Solidaritas komunal merupakan salah satu motif yang menjadi
dasar tindakan terorisme. Solidaritas komunal memiliki pengertian bahwa
motif pelaku aksi teror merasa dirinya ingin membela saudaranya yang
terdzalimi. Hal ini sebagaimana terungkap dari penelitian yang dilakukan
oleh INSEP tahun 2012 terhadap narapidana terorisme. Sebanyak 45,5 %
pelaku terorisme menyatakan termotivasi ideologi keagamaan, 20% karena
motif solidaritas komunal, 12,7% karena goncangan mentalitas, 10,9%
karena motif balas dendam, 9,1% karena situasional dan 1,8% karena motif separatisme.
Penelitian ini mengungkapkan bahwa sejatinya perasaan solidaritas
komunal yang diwujudkan dalam bentuk aksi destruktif berupa terorisme
masih tinggi. Hal ini bukan pula menyatakan bahwa solidaritas terhadap
penindasan tertentu seperti Palestina, Afganistan, Ambon, dan daerah
konflik lainnya melahirkan terorisme. Namun, fakta menyebutkan bahwa
wujud destruktif atau eksploitasi solidaritas yang keliru bisa
melahirkan tindakan kekerasan bahkan teror.
Terpidana kasus Bom Bali, Umar Patek pernah memberikan pernyataan
bahwa pada awalnya dia menolak aksi Bom pada 12 Oktober 2002 karena
menganggap bom Bali tidak tepat sebagai bentuk solidaritas umat Islam di
Palestina sebagaimana diyakini oleh temen-temennya yang lain seperti
Mukhlas, Imam Samudera dan Amrozi. Dalam pernyataan ini Bom Bali memang
dilakukan sebagai bentuk balas dendam dan solidaritas kelompok Amrozi cs
terhadap pembantaian umat Islam oleh Israel di Palestina.
Dalam diskusi di Paramadina bekerjasama dengan Yayasan Jalin
Perdamaian (27/03/2018), mantan narapidana terorisme, Sofyan Tsauri
mengatakn bahwa terorisme sangat berkaitan dengan situasi global.
Artinya terorisme di Indonesia tidak muncul tiba-tiba tetapi imbas dari
situasi global seperti konflik di Timur Tengah dan konflik dalam negeri.
Perasaan membela terhadap kondisi konflik jika tidak disalurkan dalam
aksi dan tindakan positif mudah dieksploitasi dalam tindakan terorisme.

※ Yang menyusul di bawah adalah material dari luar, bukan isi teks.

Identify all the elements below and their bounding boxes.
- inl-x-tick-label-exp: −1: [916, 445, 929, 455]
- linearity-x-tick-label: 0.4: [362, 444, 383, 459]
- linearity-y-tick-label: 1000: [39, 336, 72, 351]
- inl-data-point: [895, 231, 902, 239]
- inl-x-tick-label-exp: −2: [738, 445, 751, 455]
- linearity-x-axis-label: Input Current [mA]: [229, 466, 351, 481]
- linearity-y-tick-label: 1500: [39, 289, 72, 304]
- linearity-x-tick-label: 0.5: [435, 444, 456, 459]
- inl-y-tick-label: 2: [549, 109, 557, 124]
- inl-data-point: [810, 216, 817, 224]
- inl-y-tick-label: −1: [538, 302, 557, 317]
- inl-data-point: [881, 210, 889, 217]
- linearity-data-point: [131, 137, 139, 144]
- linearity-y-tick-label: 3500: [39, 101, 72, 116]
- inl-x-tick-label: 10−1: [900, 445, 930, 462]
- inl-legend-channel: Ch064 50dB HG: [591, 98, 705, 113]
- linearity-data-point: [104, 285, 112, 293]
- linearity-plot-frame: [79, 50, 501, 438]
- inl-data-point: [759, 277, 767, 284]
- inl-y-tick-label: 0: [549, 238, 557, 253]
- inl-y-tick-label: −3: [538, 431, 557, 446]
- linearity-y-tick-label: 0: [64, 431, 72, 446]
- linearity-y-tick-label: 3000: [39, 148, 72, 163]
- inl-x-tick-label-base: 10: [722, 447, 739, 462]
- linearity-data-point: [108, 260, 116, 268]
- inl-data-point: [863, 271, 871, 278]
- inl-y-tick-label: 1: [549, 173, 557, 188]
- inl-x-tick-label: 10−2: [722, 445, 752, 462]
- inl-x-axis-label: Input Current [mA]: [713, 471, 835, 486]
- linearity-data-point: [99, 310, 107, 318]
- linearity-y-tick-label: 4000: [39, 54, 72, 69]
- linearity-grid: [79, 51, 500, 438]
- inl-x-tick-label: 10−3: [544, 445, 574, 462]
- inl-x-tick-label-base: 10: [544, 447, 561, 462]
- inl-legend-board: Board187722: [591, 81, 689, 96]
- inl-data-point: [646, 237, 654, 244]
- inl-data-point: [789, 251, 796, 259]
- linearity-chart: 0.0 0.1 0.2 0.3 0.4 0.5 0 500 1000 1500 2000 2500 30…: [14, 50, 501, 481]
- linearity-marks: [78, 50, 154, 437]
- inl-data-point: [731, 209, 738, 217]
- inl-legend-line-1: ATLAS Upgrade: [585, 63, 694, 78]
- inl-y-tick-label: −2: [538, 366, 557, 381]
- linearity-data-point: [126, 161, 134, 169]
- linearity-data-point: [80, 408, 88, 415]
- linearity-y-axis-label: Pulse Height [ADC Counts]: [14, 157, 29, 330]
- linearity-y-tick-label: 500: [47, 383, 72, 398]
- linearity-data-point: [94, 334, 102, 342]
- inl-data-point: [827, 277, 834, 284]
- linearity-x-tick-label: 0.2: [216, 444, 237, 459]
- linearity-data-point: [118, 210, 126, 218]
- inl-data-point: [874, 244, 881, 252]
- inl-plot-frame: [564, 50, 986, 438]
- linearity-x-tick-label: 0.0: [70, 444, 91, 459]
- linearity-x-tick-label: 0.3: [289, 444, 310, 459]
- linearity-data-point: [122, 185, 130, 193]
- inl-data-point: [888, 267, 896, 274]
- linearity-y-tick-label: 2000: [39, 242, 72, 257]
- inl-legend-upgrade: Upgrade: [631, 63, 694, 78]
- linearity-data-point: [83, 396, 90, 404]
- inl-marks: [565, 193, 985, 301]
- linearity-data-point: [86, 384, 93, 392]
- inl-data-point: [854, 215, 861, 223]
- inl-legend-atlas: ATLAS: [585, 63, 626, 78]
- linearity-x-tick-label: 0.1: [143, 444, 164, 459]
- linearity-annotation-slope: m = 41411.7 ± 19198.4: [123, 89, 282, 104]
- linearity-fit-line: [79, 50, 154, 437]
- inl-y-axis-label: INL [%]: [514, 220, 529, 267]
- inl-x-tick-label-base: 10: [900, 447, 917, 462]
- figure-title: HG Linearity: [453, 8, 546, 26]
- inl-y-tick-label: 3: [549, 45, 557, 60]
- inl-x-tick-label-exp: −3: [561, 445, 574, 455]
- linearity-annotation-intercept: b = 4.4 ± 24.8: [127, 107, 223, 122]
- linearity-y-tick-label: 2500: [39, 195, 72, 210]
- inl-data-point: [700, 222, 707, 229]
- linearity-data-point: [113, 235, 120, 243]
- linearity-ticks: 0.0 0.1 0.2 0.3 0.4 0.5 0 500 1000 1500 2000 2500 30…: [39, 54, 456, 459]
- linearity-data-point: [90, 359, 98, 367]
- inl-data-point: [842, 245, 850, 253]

Melakukan solidaritas atas berbagai konflik dan penindasan di
beberapa negara termasuk Palestina, Afganistan, Irak, Suriah dan
lain-lain merupakan bentuk positif. Bahkan Negara Indonesia bersama
dengan lain membela perjuangan negara Palestina. Namun, seringkali
solidaritas komunal ini juga sering disalahartikan dalam bentuk teror
dan aksi balas dendam sebagaimana munculnya aksi Bom Bali pada tahun
2002.
Penelitian INSEP tentang motif solidaritas komunal yang memunculkan
terorisme merupakan hasil dari pernyataan narapidana terorisme itu
sendiri. Memang ada sebagian pelaku teror yang termotivasi melakukan
tindakan teror karena perasaan ingin membela saudaranya yang sedang
dilanda konflik. Namun, harus ditegaskan tidak semua bentuk solidaritas
melahirkan tindakan anarkis dan terorisme.
Penegasan ini perlu dikuatkan agar tidak ada framing dan propaganda
yang mempelintir melalui pemberitaan seolah bersolidaritas terhadap
kondisi tertentu semisal solidaritas terhadap Palestina akan melahirkan
tindakan terorisme. Tentu saja framing berita yang hanya mengambil
potongan pernyataan ini akan hanya menimbulkan kehebohan publik dan
fitnah di tengah masyarakat.
Proses klarifikasi (tabayun) dalam pembuatan berita tentu saja harus
dikedepankan. Pernyataan yang hanya memotong pernyataan dan menggiring
opini publik terhadap ucapan kontroversi akan melahirkan opini yang
tidak produktif di tengah masyarakat.